Lawrie smacked a two-run homer in the fifth inning to tie the score, and Zobrist took a walk in the seventh inning to give the A’s a 4-3 lead. Designated hitter Billy Butler added another run with a sacrifice fly that scored outfielder Billy Burns.
Manager Bob Melvin said:
“We’ve been looking for one big hit. And certainly the way things were going with runners in scoring position, it was a struggle again for awhile, but Lawrie’s hit was huge. And the at bats after that seemed to get better, whether they were multiple pitch at bats, walks.”
The A’s went 0-for-21 in their two previous games with runners in scoring position, both against Detroit, and have had similar issues for the majority of the season.
Burns had an outstanding game, and is the biggest reason the A’s finished on the right side of the column.
He had two hits in four at-bats, both proving to be clutch, with two runs and one RBI. He awakened the A’s offense with a home run in the fifth inning, his second of the year, and was a key part of the series that helped Oakland take the lead.
Photos by Scot Tucker/SFBay
Melvin gave him a vote of confidence:
“He’s shown some power, he really has shown that he’s stronger this year. We’ve talked about that a lot, whether it’s right handed or left. You can’t play him near as cheap in the outfield and he’s driving some balls.”
Burns has been filling in for the injured Coco Crisp, who normally plays centerfield but is becoming an injury-prone part of the roster. The 35-year-old is slated to miss playing time until July, and Burns will see the majority of work until then.
Burns came to Oakland as a minor leaguer in 2013 in a trade with the Washington Nationals for reliever Jerry Blevins, and has the potential to become the A’s outfielder of the future.
He’s shown an impressive amount of power for a guy known for speed, and said he is even surprising himself:
“Every once in awhile I can hook one out to left, but I thought that one might hit the wall or go foul. I’m kind of more surprised that it stayed fair and went out. But I’m just happy to spark a little energy for the team.”
Oakland’s starter Kendall Graveman nearly had a quality start, ending up with a no-decision after 5-2/3 innings with four strikeouts and three earned runs on seven hits.

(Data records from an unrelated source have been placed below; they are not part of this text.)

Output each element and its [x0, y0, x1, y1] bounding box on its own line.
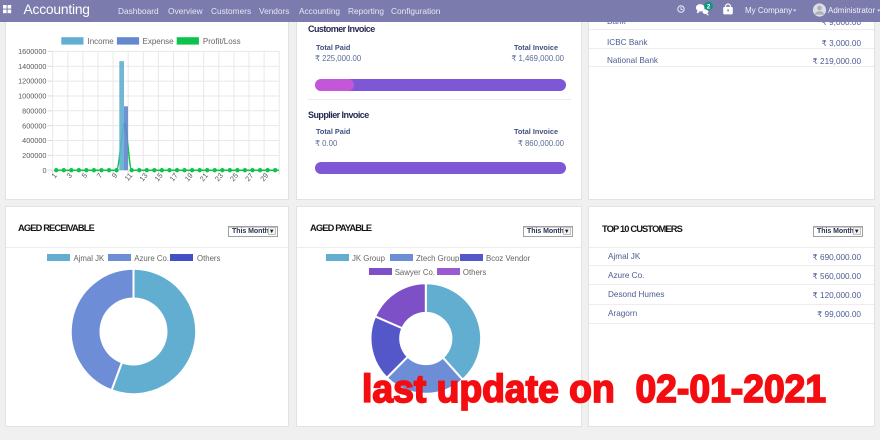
- svg-text:29: 29: [258, 171, 270, 183]
- svg-text:1: 1: [49, 171, 59, 180]
- svg-text:0: 0: [42, 166, 46, 175]
- svg-text:17: 17: [168, 171, 180, 183]
- svg-text:400000: 400000: [22, 136, 46, 145]
- svg-text:200000: 200000: [22, 151, 46, 160]
- svg-text:27: 27: [243, 171, 255, 183]
- svg-text:1000000: 1000000: [18, 92, 46, 101]
- svg-text:5: 5: [80, 171, 90, 180]
- svg-text:7: 7: [95, 171, 105, 180]
- svg-text:21: 21: [198, 171, 210, 183]
- svg-text:15: 15: [153, 171, 165, 183]
- svg-text:800000: 800000: [22, 106, 46, 115]
- svg-text:Administrator: Administrator: [828, 6, 875, 15]
- svg-text:25: 25: [228, 171, 240, 183]
- svg-text:13: 13: [137, 171, 149, 183]
- svg-text:My Company: My Company: [745, 6, 792, 15]
- svg-text:23: 23: [213, 171, 225, 183]
- svg-text:1200000: 1200000: [18, 77, 46, 86]
- svg-text:1600000: 1600000: [18, 47, 46, 56]
- svg-text:19: 19: [183, 171, 195, 183]
- svg-text:11: 11: [123, 171, 135, 183]
- svg-text:2: 2: [707, 4, 711, 11]
- svg-text:Profit/Loss: Profit/Loss: [203, 37, 241, 46]
- svg-text:Income: Income: [88, 37, 115, 46]
- svg-text:600000: 600000: [22, 121, 46, 130]
- svg-text:9: 9: [110, 171, 120, 180]
- svg-text:Expense: Expense: [143, 37, 175, 46]
- svg-text:1400000: 1400000: [18, 62, 46, 71]
- svg-text:3: 3: [65, 171, 75, 180]
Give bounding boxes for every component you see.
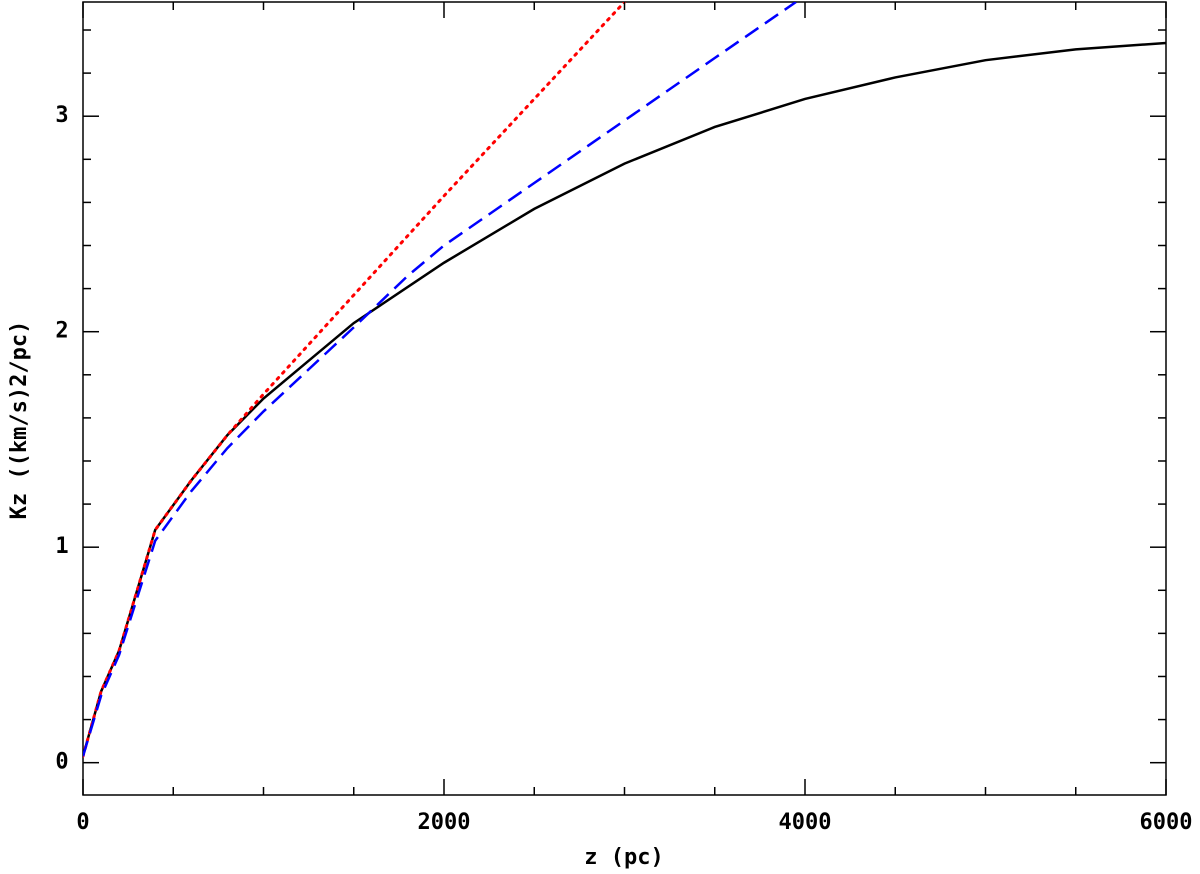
y-tick-label: 1 — [55, 534, 68, 559]
y-tick-label: 3 — [55, 103, 68, 128]
series-line — [83, 2, 797, 757]
x-tick-label: 6000 — [1140, 810, 1193, 835]
y-axis-label: Kz ((km/s)2/pc) — [7, 321, 32, 520]
x-tick-label: 0 — [76, 810, 89, 835]
y-tick-label: 2 — [55, 319, 68, 344]
series-line — [83, 41, 1166, 757]
x-axis-label: z (pc) — [584, 845, 663, 870]
x-tick-label: 4000 — [779, 810, 832, 835]
x-tick-label: 2000 — [418, 810, 471, 835]
series-line — [83, 2, 626, 758]
y-tick-label: 0 — [55, 750, 68, 775]
plot-frame — [82, 1, 1167, 796]
series-group — [83, 2, 1166, 758]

“Graveman did a real good job for us, getting us back in the dugout and keeping us in the game at the same time.”
“(Graveman) was in between what we’ve seen at his best, but hung in there. He had some pretty good left handed hitters get some decent swings off him, particularly McCann had some good swings off him. But you’re talking about three runs. Which isn’t too bad.”
Graveman allowed a home run to catcher Brian McCann in the second inning and untimely hits in the fourth and fifth innings, but was effective enough to keep the A’s in line for a win.
Evan Scribner (W, 1-0, 2.20 ERA) pitched 1-2/3 innings of perfect ball, striking out two and recording the win.
But another player in Oakland’s dugout certainly deserves mention.
Lawrie was the one who evened the score with his only hit of the game, a two-run shot over the left field wall. Lawrie hasn’t been the guy some might have expected, batting .266 entering Thursday night, but has contributed in ways this season that haven’t gone unnoticed in Oakland’s clubhouse.
A deep fly ball to straightaway center field was the last out of the game, too, which may have been a home run if it weren’t hit to the deepest part of the park.
Though he allowed all five runs, it may have still been a special night for Yankees pitcher C.C. Sabathia, who grew up in Vallejo. Sabathia (L, 2-7, 5.67 ERA) allowed eight hits and one walk, striking out four hitters over six innings in front of his native crowd.
The A’s advance to 18-32 on the season, but still trail the American League West-leading Astros by 13 games, six behind the fourth-place Texas Rangers.
The A’s snapped a 12 game losing streak in one run games at home that dated back to September of 2014, the longest streak of it’s kind in franchise history. … Graveman made it further than five innings for the third time this year, six starts total, but has 16 earned runs in 13-2/3 home innings this season. … Shortstop Marcus Semien has committed at least one error in 10 of the last 19 games, 12 total, and is on pace for 58 errors this season. … Semien’s pace would blow away the American League leader in errors for the 2014 season, former A’s third baseman Josh Donaldson held that trophy with 23 on the season.